陈琳微微露出洁白的牙齿,和上一次的笑容一模一样。“那以后你叫我干什么我就干什么!”

“又来这套!”武斌上身有意的后仰再归位,似乎是夸张的质疑。

“嗯……”拖得很长,有点像撒娇的口气。这也是武斌最喜欢听的声音,很甜很可爱。“这次不一样呢!”

武斌笑的很低调,花却在心底盛开。

时间总在很专心的时候飞逝。快到十一点了。也许是刚才谈话精神比较集中,暂时没有去想没在心底的石头。而现在,时间到了,每一句话的下一句都有可能是再见。武斌不敢多说。

而那块石头也在不知不觉中浮现。

“我要回家了……”武斌终于听到了这句话。

“嗯!”很干脆的回应。

他们两个向校门走去,五十米的路上他们两个各自走了三年,但从没有一起如此近距离的走出校门。

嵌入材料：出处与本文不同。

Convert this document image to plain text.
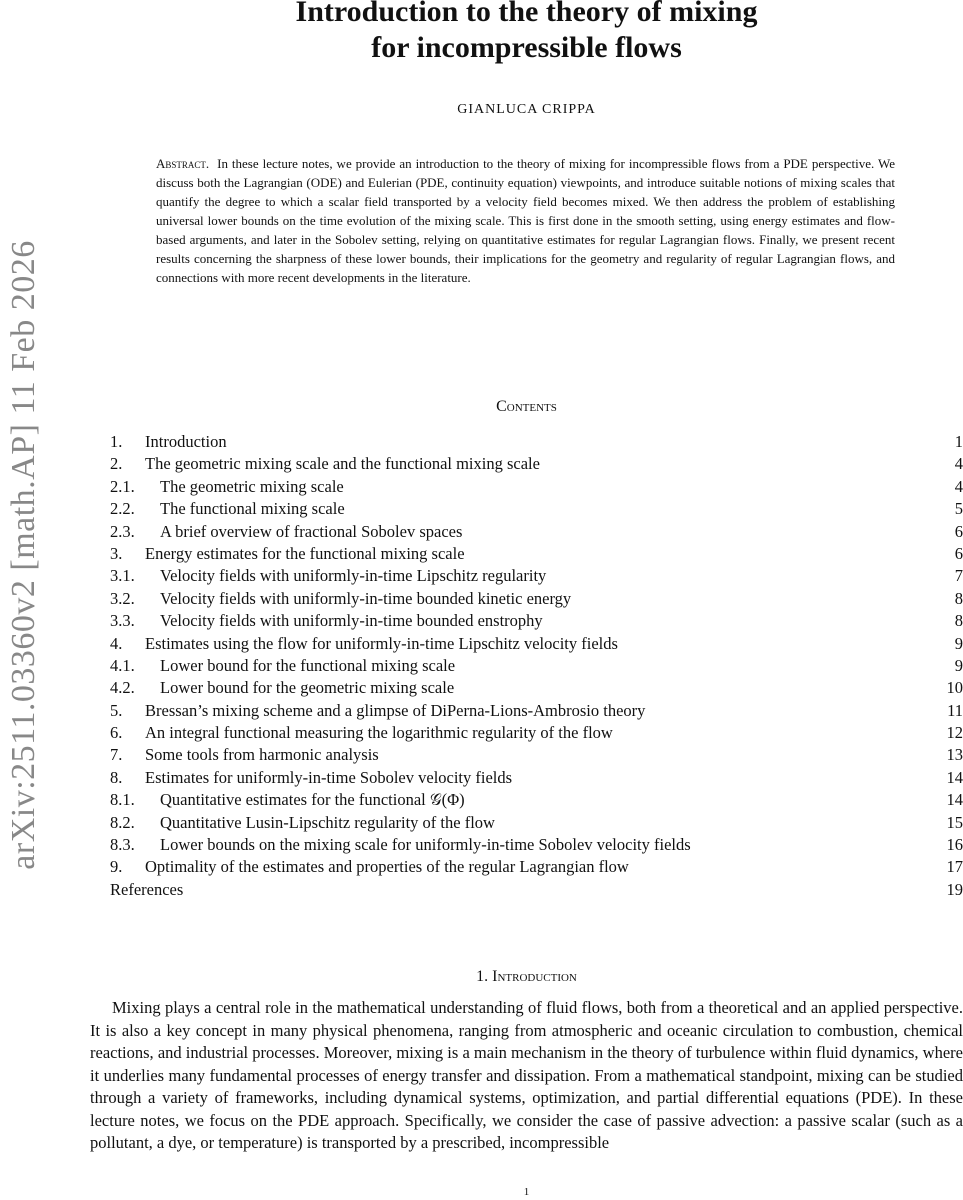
arXiv:2511.03360v2 [math.AP] 11 Feb 2026
Introduction to the theory of mixing
for incompressible flows
GIANLUCA CRIPPA
Abstract. In these lecture notes, we provide an introduction to the theory of mixing for incompressible flows from a PDE perspective. We discuss both the Lagrangian (ODE) and Eulerian (PDE, continuity equation) viewpoints, and introduce suitable notions of mixing scales that quantify the degree to which a scalar field transported by a velocity field becomes mixed. We then address the problem of establishing universal lower bounds on the time evolution of the mixing scale. This is first done in the smooth setting, using energy estimates and flow-based arguments, and later in the Sobolev setting, relying on quantitative estimates for regular Lagrangian flows. Finally, we present recent results concerning the sharpness of these lower bounds, their implications for the geometry and regularity of regular Lagrangian flows, and connections with more recent developments in the literature.
Contents
1.	Introduction	1
2.	The geometric mixing scale and the functional mixing scale	4
2.1.	The geometric mixing scale	4
2.2.	The functional mixing scale	5
2.3.	A brief overview of fractional Sobolev spaces	6
3.	Energy estimates for the functional mixing scale	6
3.1.	Velocity fields with uniformly-in-time Lipschitz regularity	7
3.2.	Velocity fields with uniformly-in-time bounded kinetic energy	8
3.3.	Velocity fields with uniformly-in-time bounded enstrophy	8
4.	Estimates using the flow for uniformly-in-time Lipschitz velocity fields	9
4.1.	Lower bound for the functional mixing scale	9
4.2.	Lower bound for the geometric mixing scale	10
5.	Bressan’s mixing scheme and a glimpse of DiPerna-Lions-Ambrosio theory	11
6.	An integral functional measuring the logarithmic regularity of the flow	12
7.	Some tools from harmonic analysis	13
8.	Estimates for uniformly-in-time Sobolev velocity fields	14
8.1.	Quantitative estimates for the functional 𝒢(Φ)	14
8.2.	Quantitative Lusin-Lipschitz regularity of the flow	15
8.3.	Lower bounds on the mixing scale for uniformly-in-time Sobolev velocity fields	16
9.	Optimality of the estimates and properties of the regular Lagrangian flow	17
References	19
1. Introduction
Mixing plays a central role in the mathematical understanding of fluid flows, both from a theoretical and an applied perspective. It is also a key concept in many physical phenomena, ranging from atmospheric and oceanic circulation to combustion, chemical reactions, and industrial processes. Moreover, mixing is a main mechanism in the theory of turbulence within fluid dynamics, where it underlies many fundamental processes of energy transfer and dissipation. From a mathematical standpoint, mixing can be studied through a variety of frameworks, including dynamical systems, optimization, and partial differential equations (PDE). In these lecture notes, we focus on the PDE approach. Specifically, we consider the case of passive advection: a passive scalar (such as a pollutant, a dye, or temperature) is transported by a prescribed, incompressible
1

脚步比平常要慢,但是似乎他们都没有感觉到。武斌不知不觉的靠向陈琳的身体,他们的手臂紧紧相贴。都没有说话。直到出门,陈琳挥一挥手“拜拜!”

……

这个暑假在晨曦的微风中,午后的炙日下,以及暮星晓月的不断交替中结束了。

青春的岁月如此美丽与匆忙,只是没有人知道他们两后来的各自的故事和他们之间的结局。也许根本都没有开始,又期待什么样的结局呢?只是最初的萌动和那未揭破的约定,在遥远的地方等待着渐渐远行的你和我。